Libuseng2, Queen, Thato, Maliketso were among the first participants to break the silence around HIV. Libuseng2 said:

…my community knows about my HIV status. I disclosed my status. I have no problem interacting with my community. I think the fact that I openly disclosed, made it easier for me to be accepted. There are no signs of discrimination (Libuseng2).

In terms of the utterances that were coming out from the community about the people who were suspected to have the virus, Palesa was the one who was indirectly pin-pointed with utterances such as “Ba Hometsoe”(a belittling statement that means “those with ringworms, they are infected all over by the disease”).

Coming out in the open for the participants meant joining the support groups of people living with HIV and AIDS, within their areas and later on moving to the core group, which served as the umbrella organization of support groups with HIV and AIDS in the district. This is the Phelisanang Bophelong Support Group (PBSG) which is one of the foci of this study.

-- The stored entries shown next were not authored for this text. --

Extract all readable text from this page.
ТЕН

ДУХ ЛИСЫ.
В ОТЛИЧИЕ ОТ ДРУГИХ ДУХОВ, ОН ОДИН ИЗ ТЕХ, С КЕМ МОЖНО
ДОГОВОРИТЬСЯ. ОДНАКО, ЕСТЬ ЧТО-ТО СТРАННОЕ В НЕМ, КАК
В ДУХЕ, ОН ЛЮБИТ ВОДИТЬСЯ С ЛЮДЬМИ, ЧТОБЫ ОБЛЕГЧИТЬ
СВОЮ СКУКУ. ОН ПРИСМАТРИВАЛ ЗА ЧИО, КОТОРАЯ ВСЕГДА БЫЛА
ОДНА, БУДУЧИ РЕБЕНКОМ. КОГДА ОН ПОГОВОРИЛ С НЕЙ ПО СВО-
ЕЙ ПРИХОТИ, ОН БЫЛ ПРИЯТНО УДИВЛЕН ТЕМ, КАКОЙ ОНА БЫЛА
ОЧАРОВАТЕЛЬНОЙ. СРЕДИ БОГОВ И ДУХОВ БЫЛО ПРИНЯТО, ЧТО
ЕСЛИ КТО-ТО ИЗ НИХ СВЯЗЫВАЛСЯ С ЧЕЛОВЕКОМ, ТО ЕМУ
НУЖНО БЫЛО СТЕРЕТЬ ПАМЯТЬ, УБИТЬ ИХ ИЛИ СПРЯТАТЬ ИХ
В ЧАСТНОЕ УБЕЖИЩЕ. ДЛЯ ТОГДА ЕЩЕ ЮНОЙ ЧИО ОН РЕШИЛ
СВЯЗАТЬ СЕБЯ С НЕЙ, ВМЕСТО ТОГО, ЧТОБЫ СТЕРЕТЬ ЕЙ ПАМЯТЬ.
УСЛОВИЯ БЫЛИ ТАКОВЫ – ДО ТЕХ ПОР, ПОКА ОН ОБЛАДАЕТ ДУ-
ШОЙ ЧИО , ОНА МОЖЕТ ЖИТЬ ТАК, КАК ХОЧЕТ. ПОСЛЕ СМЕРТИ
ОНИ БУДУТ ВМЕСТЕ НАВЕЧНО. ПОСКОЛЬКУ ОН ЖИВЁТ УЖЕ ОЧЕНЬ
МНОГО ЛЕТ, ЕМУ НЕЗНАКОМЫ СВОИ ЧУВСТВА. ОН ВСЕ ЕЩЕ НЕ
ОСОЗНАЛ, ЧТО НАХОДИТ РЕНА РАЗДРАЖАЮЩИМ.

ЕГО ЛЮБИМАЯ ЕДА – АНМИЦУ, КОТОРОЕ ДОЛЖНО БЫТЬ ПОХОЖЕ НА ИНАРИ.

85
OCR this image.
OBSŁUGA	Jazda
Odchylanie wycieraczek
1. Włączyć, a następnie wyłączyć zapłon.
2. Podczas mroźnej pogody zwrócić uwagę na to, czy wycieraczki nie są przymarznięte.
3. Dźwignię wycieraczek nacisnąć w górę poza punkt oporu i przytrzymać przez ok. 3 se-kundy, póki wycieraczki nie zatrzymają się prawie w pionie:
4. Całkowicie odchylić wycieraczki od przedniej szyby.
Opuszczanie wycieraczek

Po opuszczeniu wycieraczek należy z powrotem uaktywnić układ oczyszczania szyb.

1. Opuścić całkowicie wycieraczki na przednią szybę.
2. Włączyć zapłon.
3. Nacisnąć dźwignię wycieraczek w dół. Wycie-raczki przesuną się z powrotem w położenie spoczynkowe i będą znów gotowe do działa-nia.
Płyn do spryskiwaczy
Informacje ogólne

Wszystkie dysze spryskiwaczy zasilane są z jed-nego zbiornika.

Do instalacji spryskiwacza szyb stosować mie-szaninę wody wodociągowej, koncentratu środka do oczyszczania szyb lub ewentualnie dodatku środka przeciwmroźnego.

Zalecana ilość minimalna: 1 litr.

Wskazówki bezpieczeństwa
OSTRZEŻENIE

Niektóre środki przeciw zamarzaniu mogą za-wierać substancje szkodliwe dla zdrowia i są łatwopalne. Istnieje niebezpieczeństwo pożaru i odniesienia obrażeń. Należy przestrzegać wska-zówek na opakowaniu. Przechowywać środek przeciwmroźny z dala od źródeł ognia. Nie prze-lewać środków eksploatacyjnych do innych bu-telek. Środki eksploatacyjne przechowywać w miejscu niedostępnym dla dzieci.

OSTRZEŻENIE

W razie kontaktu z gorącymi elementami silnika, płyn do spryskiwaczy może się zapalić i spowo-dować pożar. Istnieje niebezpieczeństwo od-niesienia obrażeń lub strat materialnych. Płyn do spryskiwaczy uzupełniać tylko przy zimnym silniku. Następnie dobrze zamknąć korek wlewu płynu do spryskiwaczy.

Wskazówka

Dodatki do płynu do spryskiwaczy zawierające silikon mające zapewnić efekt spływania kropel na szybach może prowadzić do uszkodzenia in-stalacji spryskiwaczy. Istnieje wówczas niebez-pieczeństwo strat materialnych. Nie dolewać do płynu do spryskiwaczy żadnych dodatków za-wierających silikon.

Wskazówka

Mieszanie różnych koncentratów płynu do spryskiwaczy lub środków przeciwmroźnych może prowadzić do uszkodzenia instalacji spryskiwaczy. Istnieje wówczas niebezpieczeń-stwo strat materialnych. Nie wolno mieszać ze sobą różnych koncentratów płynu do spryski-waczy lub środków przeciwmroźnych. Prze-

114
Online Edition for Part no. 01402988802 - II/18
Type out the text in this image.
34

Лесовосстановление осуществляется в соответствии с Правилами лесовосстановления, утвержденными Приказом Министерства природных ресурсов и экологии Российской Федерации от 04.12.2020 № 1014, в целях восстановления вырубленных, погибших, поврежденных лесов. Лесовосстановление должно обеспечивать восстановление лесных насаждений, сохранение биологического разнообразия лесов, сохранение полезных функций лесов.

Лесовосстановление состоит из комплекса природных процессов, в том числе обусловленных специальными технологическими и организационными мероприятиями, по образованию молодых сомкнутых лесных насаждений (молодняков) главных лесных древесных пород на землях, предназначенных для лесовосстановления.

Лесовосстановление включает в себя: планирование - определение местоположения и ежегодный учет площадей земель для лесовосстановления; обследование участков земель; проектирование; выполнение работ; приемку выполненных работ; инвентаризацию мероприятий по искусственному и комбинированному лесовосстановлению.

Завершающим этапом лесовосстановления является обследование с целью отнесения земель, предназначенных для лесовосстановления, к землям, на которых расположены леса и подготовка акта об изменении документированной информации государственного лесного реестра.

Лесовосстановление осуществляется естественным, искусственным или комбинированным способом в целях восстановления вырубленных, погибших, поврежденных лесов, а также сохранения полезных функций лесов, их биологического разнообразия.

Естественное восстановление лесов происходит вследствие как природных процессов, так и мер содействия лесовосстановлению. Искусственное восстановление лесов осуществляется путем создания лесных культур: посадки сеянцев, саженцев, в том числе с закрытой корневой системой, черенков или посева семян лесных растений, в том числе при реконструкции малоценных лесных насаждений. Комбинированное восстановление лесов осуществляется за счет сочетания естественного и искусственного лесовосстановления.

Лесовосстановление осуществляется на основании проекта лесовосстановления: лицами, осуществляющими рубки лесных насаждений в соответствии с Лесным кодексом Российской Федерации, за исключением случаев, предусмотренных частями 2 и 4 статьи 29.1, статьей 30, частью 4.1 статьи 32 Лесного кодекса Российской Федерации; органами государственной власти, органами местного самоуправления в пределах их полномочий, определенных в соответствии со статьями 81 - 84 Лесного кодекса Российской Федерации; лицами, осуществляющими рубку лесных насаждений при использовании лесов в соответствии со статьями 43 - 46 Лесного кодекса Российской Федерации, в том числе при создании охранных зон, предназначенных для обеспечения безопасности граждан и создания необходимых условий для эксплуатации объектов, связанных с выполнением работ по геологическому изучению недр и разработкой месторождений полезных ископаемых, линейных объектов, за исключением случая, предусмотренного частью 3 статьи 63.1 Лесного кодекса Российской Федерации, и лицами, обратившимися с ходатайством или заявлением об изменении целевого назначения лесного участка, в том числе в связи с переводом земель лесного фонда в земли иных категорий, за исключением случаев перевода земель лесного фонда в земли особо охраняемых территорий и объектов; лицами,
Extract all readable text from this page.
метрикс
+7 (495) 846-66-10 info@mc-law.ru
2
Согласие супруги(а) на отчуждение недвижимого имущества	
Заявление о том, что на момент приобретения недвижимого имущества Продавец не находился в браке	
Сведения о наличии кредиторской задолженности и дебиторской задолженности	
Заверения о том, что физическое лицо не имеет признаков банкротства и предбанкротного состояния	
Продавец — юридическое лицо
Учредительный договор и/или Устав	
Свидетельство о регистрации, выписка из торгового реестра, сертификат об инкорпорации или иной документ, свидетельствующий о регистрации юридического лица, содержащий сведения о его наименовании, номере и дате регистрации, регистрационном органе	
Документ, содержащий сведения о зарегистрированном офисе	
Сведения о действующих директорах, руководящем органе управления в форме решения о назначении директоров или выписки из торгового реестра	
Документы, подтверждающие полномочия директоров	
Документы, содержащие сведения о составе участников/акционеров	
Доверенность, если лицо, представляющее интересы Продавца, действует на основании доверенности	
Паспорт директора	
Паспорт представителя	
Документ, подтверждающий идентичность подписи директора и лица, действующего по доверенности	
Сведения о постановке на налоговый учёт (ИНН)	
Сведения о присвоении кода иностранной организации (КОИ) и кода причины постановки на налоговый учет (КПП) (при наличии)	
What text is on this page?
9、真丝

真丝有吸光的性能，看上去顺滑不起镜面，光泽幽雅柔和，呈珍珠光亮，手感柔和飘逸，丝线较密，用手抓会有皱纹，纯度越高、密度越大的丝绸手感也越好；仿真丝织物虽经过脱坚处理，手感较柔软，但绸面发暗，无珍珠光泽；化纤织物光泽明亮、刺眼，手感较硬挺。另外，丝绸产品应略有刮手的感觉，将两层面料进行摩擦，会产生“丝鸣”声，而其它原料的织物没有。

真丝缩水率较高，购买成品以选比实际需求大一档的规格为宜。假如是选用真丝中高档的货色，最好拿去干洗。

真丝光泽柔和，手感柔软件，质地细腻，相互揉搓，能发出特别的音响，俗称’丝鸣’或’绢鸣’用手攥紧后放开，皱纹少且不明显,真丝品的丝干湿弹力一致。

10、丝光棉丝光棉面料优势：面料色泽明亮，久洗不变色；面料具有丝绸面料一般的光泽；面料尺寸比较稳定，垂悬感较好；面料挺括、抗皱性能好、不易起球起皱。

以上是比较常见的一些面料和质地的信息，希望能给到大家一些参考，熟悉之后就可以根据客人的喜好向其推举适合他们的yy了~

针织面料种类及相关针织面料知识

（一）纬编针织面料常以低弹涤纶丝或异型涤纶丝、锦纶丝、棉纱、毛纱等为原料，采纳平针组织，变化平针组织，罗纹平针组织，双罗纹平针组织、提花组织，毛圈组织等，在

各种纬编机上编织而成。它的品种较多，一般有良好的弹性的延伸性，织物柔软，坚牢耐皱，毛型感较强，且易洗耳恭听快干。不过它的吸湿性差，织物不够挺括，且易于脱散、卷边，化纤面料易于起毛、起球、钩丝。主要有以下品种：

At this point, it is worth providing a brief description of the PBSG, its origins, pioneers and how it is structured, as well as its linkages with other HIV and AIDS organizations in the Leribe district. The information from this section is drawn from two main sources: The first one is my own experience working as the HIV and AIDS District Coordinator in the Leribe district, where I had regular interaction with the support group. The second source is the interview I had with the Programme Management Team of the PBSG. This will provide an organizational context for understanding the participants’ efforts at social reintegration.

166 Phelisanang Bophelong Support Group (PBSG)

PBSG is a support group of people living with HIV and AIDS. It is located in the Leribe district.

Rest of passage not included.